According to analysts, the year 2022 has arrived, and we’re in for a bumpy ride, at least at first. 70% of top experts polled believe an S&P 500 correction is in the cards sometime within the next six months, with a 10%+ drop expected.
The drop will bring the bull market’s nearly uninterrupted run since the pandemic-driven March 2020 lows to an end. On the other hand, the good news is that all participants agreed that the S&P would be back in the black by the end of 2022. Nonetheless, this type of near-term warning indicates that it is time for some defensive plays. It will naturally lead to dividend stocks. These stocks will provide a consistent income regardless of the day-to-day market swings and protect the portfolio from any incoming volatility.
Ready Capital Corporation
The first is Ready Capital, a real estate investment trust (REIT). REITs exist to acquire, own, lease and manage a wide range of real estate assets, including residential, commercial, and industrial properties. The companies derive their income from leasing and sales activity. Tax regulations require them to directly return a specific, high percentage of profits to investors. Dividends are a standard method of achieving compliance.
Ready Capital is a commercial real estate lender that focuses on commercial real estate loans rather than physical properties. Ready will not only acquire such loans, but it will also originate, finance, and service small- to medium-balance commercial real estate loans. Most of Ready’s business is devoted to financing such loans for small businesses and multi-family residences. Throughout 2021, the company’s top and bottom lines increased steadily. In the most recent quarterly report, the company reported revenue of $187 million for the third quarter, the highest print in the last two years. EPS was 64 cents, the highest since 2Q20 and a 15% increase over Q2.

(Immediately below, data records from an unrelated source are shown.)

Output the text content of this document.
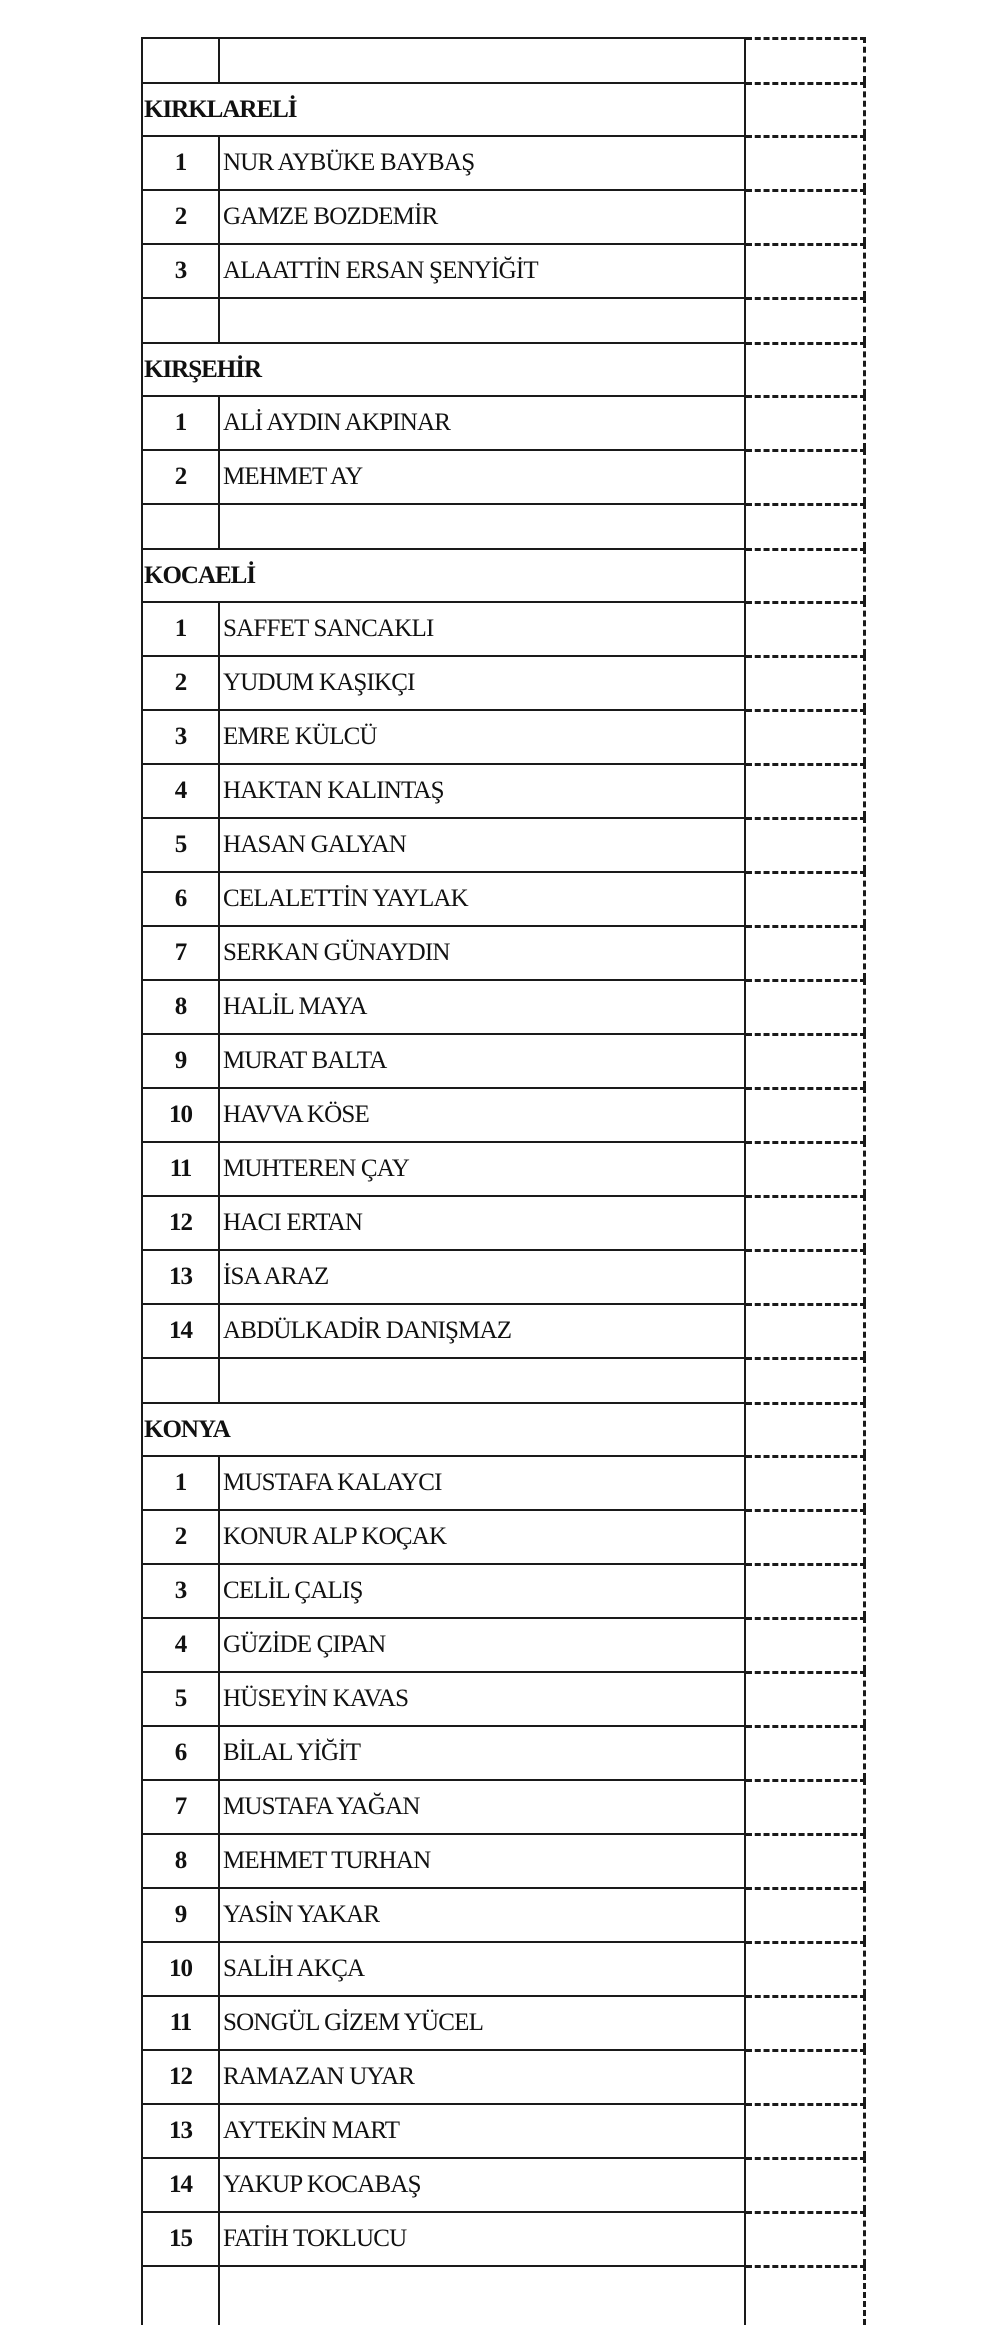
KIRKLARELİ
1	NUR AYBÜKE BAYBAŞ
2	GAMZE BOZDEMİR
3	ALAATTİN ERSAN ŞENYİĞİT
KIRŞEHİR
1	ALİ AYDIN AKPINAR
2	MEHMET AY
KOCAELİ
1	SAFFET SANCAKLI
2	YUDUM KAŞIKÇI
3	EMRE KÜLCÜ
4	HAKTAN KALINTAŞ
5	HASAN GALYAN
6	CELALETTİN YAYLAK
7	SERKAN GÜNAYDIN
8	HALİL MAYA
9	MURAT BALTA
10	HAVVA KÖSE
11	MUHTEREN ÇAY
12	HACI ERTAN
13	İSA ARAZ
14	ABDÜLKADİR DANIŞMAZ
KONYA
1	MUSTAFA KALAYCI
2	KONUR ALP KOÇAK
3	CELİL ÇALIŞ
4	GÜZİDE ÇIPAN
5	HÜSEYİN KAVAS
6	BİLAL YİĞİT
7	MUSTAFA YAĞAN
8	MEHMET TURHAN
9	YASİN YAKAR
10	SALİH AKÇA
11	SONGÜL GİZEM YÜCEL
12	RAMAZAN UYAR
13	AYTEKİN MART
14	YAKUP KOCABAŞ
15	FATİH TOKLUCU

The EPS figure is important for dividend investors because it was more than enough to cover the 42 cents common stock dividend. After experiencing volatility during the pandemic crisis, the compensation has remained at this level for the past three quarters. The dividend yields an impressive 10.7 percent with an annualized payment of $1.66.
Kimbell Royalty Partners
Kimbell Royalty, the second stock, has a presence in both the real estate and energy sectors. Moreover, Kimbell acquires and owns mineral extraction rights on lands in high-production hydrocarbon regions throughout the United States. It also collects royalties on the oil and gas products extracted from those lands. The company owns more than 13 million acres in 28 states, including significant areas such as Texas’ Permian Basin, Montana’s Bakken fields, and Pennsylvania’s Appalachian gas regions.
Kimbell’s land holdings are home to over 121,000 active wells in terms of specifics. More than 46,000 of those are in Texan Permian formations. Oil and gas drilling has slowed during the Biden Administration. However, higher prices are compensating to some extent, and Kimbell has shown rising revenues this year. The top line totaled $49.3 million in the third quarter, including record revenue from oil and gas production. It was a 23 percent increase over the previous quarter. Net income reached $7.5 million, representing a 101 percent increase from earlier.